Four funds have been upgraded and there have been no downgrades in Lonsec’s latest hedge fund sector review, which excludes long/short equity funds.

Lonsec senior investment analyst Richard Everingham said there was a strong skew towards higher ratings in the hedge fund sector compared with other asset classes the researcher reviews due to the small size of the market.

“Usually in most sector reviews we do we’ll have a downgrade or two. In fact, it’s possibly more usual to have more downgrades than upgrades but this was different to most cycles,” he said.

Lonsec upgraded the ratings on the CFS Global Diversified Strategies Fund to ‘recommended’, while the HFA Diversified Investments Fund, Rubicon M&A Fund, and the GSJBWere Global Alpha Fund were bumped up to a ‘highly recommended’ rating.

Rated for the first time were the GSJBWere Multi Strategy Fund, the UBS Global Alpha Strategies Fund, and the Select Gottex Market Neutral Fund, which achieved ‘recommended’ ratings. The Challenger FM Global Hedge Fund also made its ratings debut with a rating of ‘investment grade’.

While HFA Diversified Investments Fund was the only candidate in the hedge fund of funds sector to receive a ‘highly recommended’ rating, all four funds in the single manager hedge fund segment — the BGI Global Markets Fund, the Basis Aust-Rim Opportunity Fund, the Rubicon M&A Fund, and the GSJBWere Global Alpha Fund — achieved ‘highly recommended’ ratings.

Five other funds received ‘recommended’ ratings, and two received ‘investment grade’ ratings.

Everingham said several industry themes and trends had also emerged from the review, including massive growth in hedge fund assets driven by institutional demand and the institutionalisation of many hedge fund of fund managers driven by the desire to attract institutional money.

He said there were also early signs that the growth in hedge fund assets has slowed.

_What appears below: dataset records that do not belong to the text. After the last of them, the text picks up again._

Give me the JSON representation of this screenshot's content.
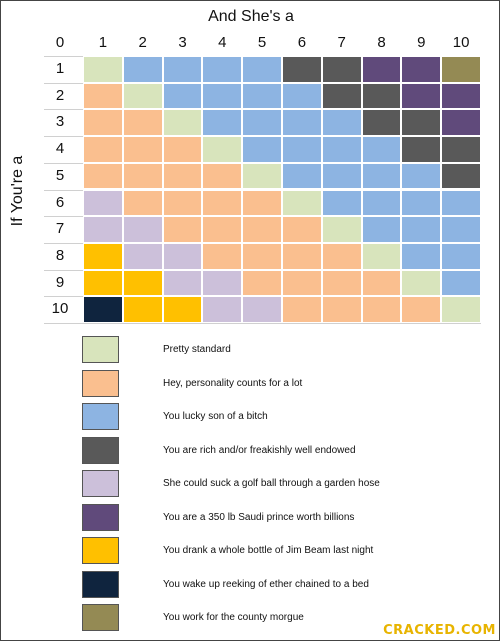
{
  "chart_data": {
    "type": "heatmap",
    "title": "And She's a",
    "xlabel": "And She's a",
    "ylabel": "If You're a",
    "x_ticks": [
      "0",
      "1",
      "2",
      "3",
      "4",
      "5",
      "6",
      "7",
      "8",
      "9",
      "10"
    ],
    "y_ticks": [
      "1",
      "2",
      "3",
      "4",
      "5",
      "6",
      "7",
      "8",
      "9",
      "10"
    ],
    "categories": [
      {
        "id": "A",
        "label": "Pretty standard",
        "color": "#d8e4bc"
      },
      {
        "id": "B",
        "label": "Hey, personality counts for a lot",
        "color": "#fabf8f"
      },
      {
        "id": "C",
        "label": "You lucky son of a bitch",
        "color": "#8db4e2"
      },
      {
        "id": "D",
        "label": "You are rich and/or freakishly well endowed",
        "color": "#595959"
      },
      {
        "id": "E",
        "label": "She could suck a golf ball through a garden hose",
        "color": "#ccc0da"
      },
      {
        "id": "F",
        "label": "You are a 350 lb Saudi prince worth billions",
        "color": "#604a7b"
      },
      {
        "id": "G",
        "label": "You drank a whole bottle of Jim Beam last night",
        "color": "#ffc000"
      },
      {
        "id": "H",
        "label": "You wake up reeking of ether chained to a bed",
        "color": "#0f243e"
      },
      {
        "id": "I",
        "label": "You work for the county morgue",
        "color": "#948a54"
      }
    ],
    "cells": [
      [
        "A",
        "C",
        "C",
        "C",
        "C",
        "D",
        "D",
        "F",
        "F",
        "I"
      ],
      [
        "B",
        "A",
        "C",
        "C",
        "C",
        "C",
        "D",
        "D",
        "F",
        "F"
      ],
      [
        "B",
        "B",
        "A",
        "C",
        "C",
        "C",
        "C",
        "D",
        "D",
        "F"
      ],
      [
        "B",
        "B",
        "B",
        "A",
        "C",
        "C",
        "C",
        "C",
        "D",
        "D"
      ],
      [
        "B",
        "B",
        "B",
        "B",
        "A",
        "C",
        "C",
        "C",
        "C",
        "D"
      ],
      [
        "E",
        "B",
        "B",
        "B",
        "B",
        "A",
        "C",
        "C",
        "C",
        "C"
      ],
      [
        "E",
        "E",
        "B",
        "B",
        "B",
        "B",
        "A",
        "C",
        "C",
        "C"
      ],
      [
        "G",
        "E",
        "E",
        "B",
        "B",
        "B",
        "B",
        "A",
        "C",
        "C"
      ],
      [
        "G",
        "G",
        "E",
        "E",
        "B",
        "B",
        "B",
        "B",
        "A",
        "C"
      ],
      [
        "H",
        "G",
        "G",
        "E",
        "E",
        "B",
        "B",
        "B",
        "B",
        "A"
      ]
    ]
  },
  "logo_text": "CRACKED.COM"
}
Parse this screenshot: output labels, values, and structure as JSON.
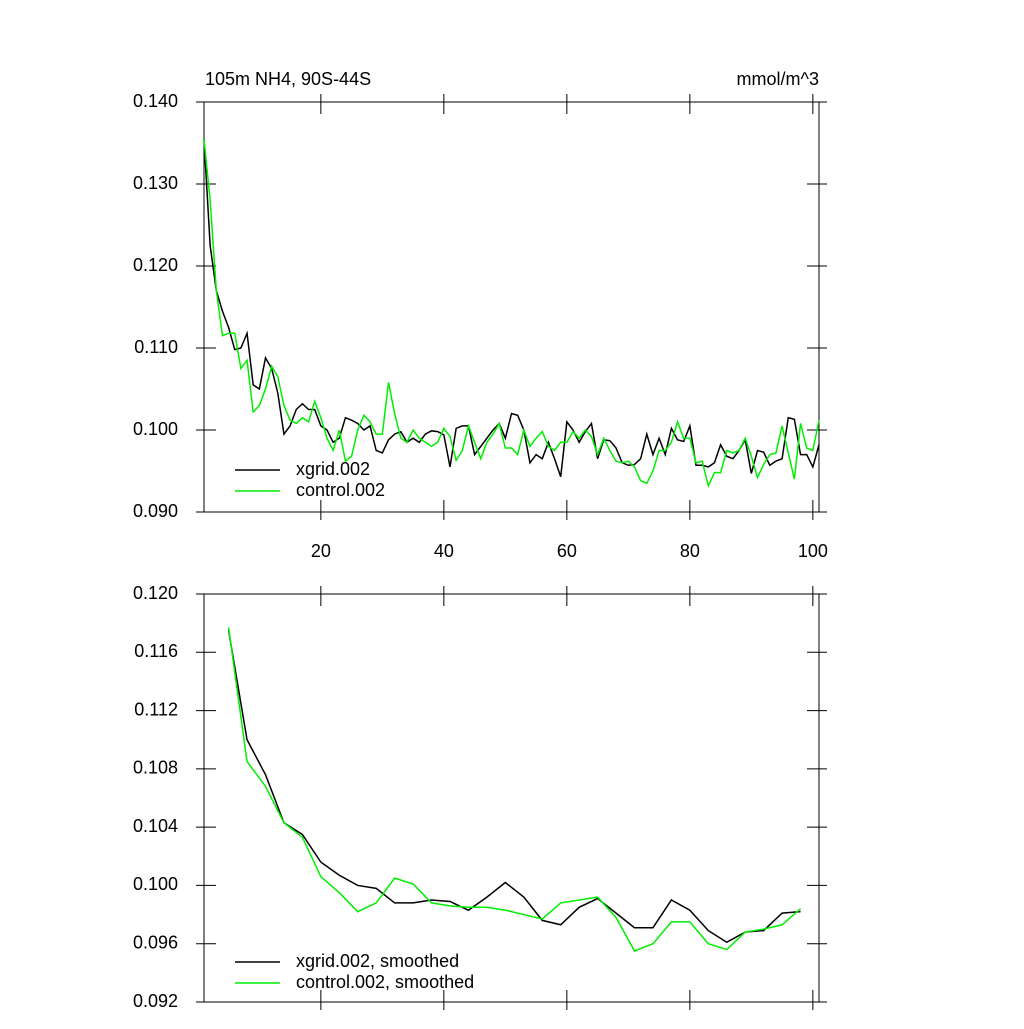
{
  "chart_data": [
    {
      "type": "line",
      "title": "105m NH4, 90S-44S",
      "subtitle": "mmol/m^3",
      "x": [
        1,
        2,
        3,
        4,
        5,
        6,
        7,
        8,
        9,
        10,
        11,
        12,
        13,
        14,
        15,
        16,
        17,
        18,
        19,
        20,
        21,
        22,
        23,
        24,
        25,
        26,
        27,
        28,
        29,
        30,
        31,
        32,
        33,
        34,
        35,
        36,
        37,
        38,
        39,
        40,
        41,
        42,
        43,
        44,
        45,
        46,
        47,
        48,
        49,
        50,
        51,
        52,
        53,
        54,
        55,
        56,
        57,
        58,
        59,
        60,
        61,
        62,
        63,
        64,
        65,
        66,
        67,
        68,
        69,
        70,
        71,
        72,
        73,
        74,
        75,
        76,
        77,
        78,
        79,
        80,
        81,
        82,
        83,
        84,
        85,
        86,
        87,
        88,
        89,
        90,
        91,
        92,
        93,
        94,
        95,
        96,
        97,
        98,
        99,
        100,
        101
      ],
      "series": [
        {
          "name": "xgrid.002",
          "color": "#000000",
          "values": [
            0.1355,
            0.1225,
            0.117,
            0.1145,
            0.1125,
            0.1098,
            0.11,
            0.1118,
            0.1055,
            0.105,
            0.1088,
            0.1075,
            0.1045,
            0.0995,
            0.1005,
            0.1025,
            0.1032,
            0.1025,
            0.1025,
            0.1005,
            0.1,
            0.0985,
            0.099,
            0.1015,
            0.1012,
            0.1008,
            0.1,
            0.1005,
            0.0975,
            0.0972,
            0.0988,
            0.0995,
            0.0998,
            0.0985,
            0.099,
            0.0985,
            0.0995,
            0.0999,
            0.0998,
            0.0994,
            0.0955,
            0.1002,
            0.1005,
            0.1005,
            0.097,
            0.098,
            0.099,
            0.1,
            0.1008,
            0.099,
            0.102,
            0.1018,
            0.1,
            0.096,
            0.097,
            0.0965,
            0.0985,
            0.0965,
            0.0943,
            0.101,
            0.1,
            0.0985,
            0.0998,
            0.1008,
            0.0965,
            0.0988,
            0.0987,
            0.0978,
            0.096,
            0.0957,
            0.0958,
            0.0965,
            0.0995,
            0.097,
            0.099,
            0.097,
            0.1002,
            0.0988,
            0.0986,
            0.1005,
            0.0957,
            0.0957,
            0.0955,
            0.096,
            0.0982,
            0.0968,
            0.0965,
            0.0975,
            0.0988,
            0.0947,
            0.0975,
            0.0973,
            0.0957,
            0.0962,
            0.0965,
            0.1015,
            0.1013,
            0.097,
            0.097,
            0.0955,
            0.0982
          ]
        },
        {
          "name": "control.002",
          "color": "#00ee00",
          "values": [
            0.1355,
            0.128,
            0.117,
            0.1115,
            0.1118,
            0.1118,
            0.1075,
            0.1085,
            0.1022,
            0.103,
            0.105,
            0.1078,
            0.1065,
            0.103,
            0.1012,
            0.1008,
            0.1015,
            0.101,
            0.1035,
            0.1015,
            0.099,
            0.0975,
            0.1,
            0.0962,
            0.0968,
            0.1,
            0.1018,
            0.101,
            0.0995,
            0.0995,
            0.1058,
            0.102,
            0.099,
            0.0985,
            0.1,
            0.099,
            0.0985,
            0.098,
            0.0985,
            0.1002,
            0.0992,
            0.0963,
            0.0975,
            0.1005,
            0.0985,
            0.0965,
            0.0985,
            0.0995,
            0.1008,
            0.0978,
            0.0978,
            0.097,
            0.1,
            0.098,
            0.099,
            0.0998,
            0.098,
            0.0975,
            0.0985,
            0.0985,
            0.0998,
            0.099,
            0.1,
            0.0992,
            0.097,
            0.099,
            0.0975,
            0.0962,
            0.096,
            0.0962,
            0.0955,
            0.0938,
            0.0935,
            0.095,
            0.0975,
            0.0975,
            0.0985,
            0.101,
            0.099,
            0.099,
            0.096,
            0.0962,
            0.0932,
            0.0948,
            0.0948,
            0.0975,
            0.0972,
            0.0975,
            0.099,
            0.0968,
            0.0942,
            0.0958,
            0.097,
            0.0972,
            0.1005,
            0.0972,
            0.094,
            0.1008,
            0.0978,
            0.0975,
            0.1012
          ]
        }
      ],
      "xlim": [
        1,
        101
      ],
      "xticks": [
        20,
        40,
        60,
        80,
        100
      ],
      "ylim": [
        0.09,
        0.14
      ],
      "yticks": [
        {
          "value": 0.09,
          "label": "0.090"
        },
        {
          "value": 0.1,
          "label": "0.100"
        },
        {
          "value": 0.11,
          "label": "0.110"
        },
        {
          "value": 0.12,
          "label": "0.120"
        },
        {
          "value": 0.13,
          "label": "0.130"
        },
        {
          "value": 0.14,
          "label": "0.140"
        }
      ],
      "legend": "lower-left"
    },
    {
      "type": "line",
      "x": [
        5,
        8,
        11,
        14,
        17,
        20,
        23,
        26,
        29,
        32,
        35,
        38,
        41,
        44,
        47,
        50,
        53,
        56,
        59,
        62,
        65,
        68,
        71,
        74,
        77,
        80,
        83,
        86,
        89,
        92,
        95,
        98
      ],
      "series": [
        {
          "name": "xgrid.002, smoothed",
          "color": "#000000",
          "values": [
            0.1175,
            0.11,
            0.1076,
            0.1043,
            0.1035,
            0.1016,
            0.1007,
            0.1,
            0.0998,
            0.0988,
            0.0988,
            0.099,
            0.0989,
            0.0983,
            0.0992,
            0.1002,
            0.0992,
            0.0976,
            0.0973,
            0.0985,
            0.0991,
            0.0981,
            0.0971,
            0.0971,
            0.099,
            0.0983,
            0.0969,
            0.0961,
            0.0968,
            0.0969,
            0.0981,
            0.0982
          ]
        },
        {
          "name": "control.002, smoothed",
          "color": "#00ee00",
          "values": [
            0.1177,
            0.1085,
            0.1068,
            0.1043,
            0.1033,
            0.1006,
            0.0995,
            0.0982,
            0.0988,
            0.1005,
            0.1001,
            0.0988,
            0.0986,
            0.0985,
            0.0985,
            0.0983,
            0.098,
            0.0977,
            0.0988,
            0.099,
            0.0992,
            0.0978,
            0.0955,
            0.096,
            0.0975,
            0.0975,
            0.096,
            0.0956,
            0.0968,
            0.097,
            0.0973,
            0.0984
          ]
        }
      ],
      "xlim": [
        1,
        101
      ],
      "xticks": [
        20,
        40,
        60,
        80,
        100
      ],
      "ylim": [
        0.092,
        0.12
      ],
      "yticks": [
        0.092,
        0.096,
        {
          "value": 0.1,
          "label": "0.100"
        },
        0.104,
        0.108,
        0.112,
        0.116,
        {
          "value": 0.12,
          "label": "0.120"
        }
      ],
      "legend": "lower-left"
    }
  ]
}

“There are a couple of reasons for that. I think equity markets have now done well for the last couple of years so that perception is beginning to stick in terms of equities being a favourable asset class for growth but also … the relative value strategy section of the industry did have some tough months in the middle of the year mainly related to General Motors in the US.

“A number of hedge funds produced some poor returns or even closed and returned their money around that period and that acted as a bit of a break on fund inflows around that period,” he said.

Everingham said the next year was unlikely to produce the high levels of inflows that have been seen over the last two years.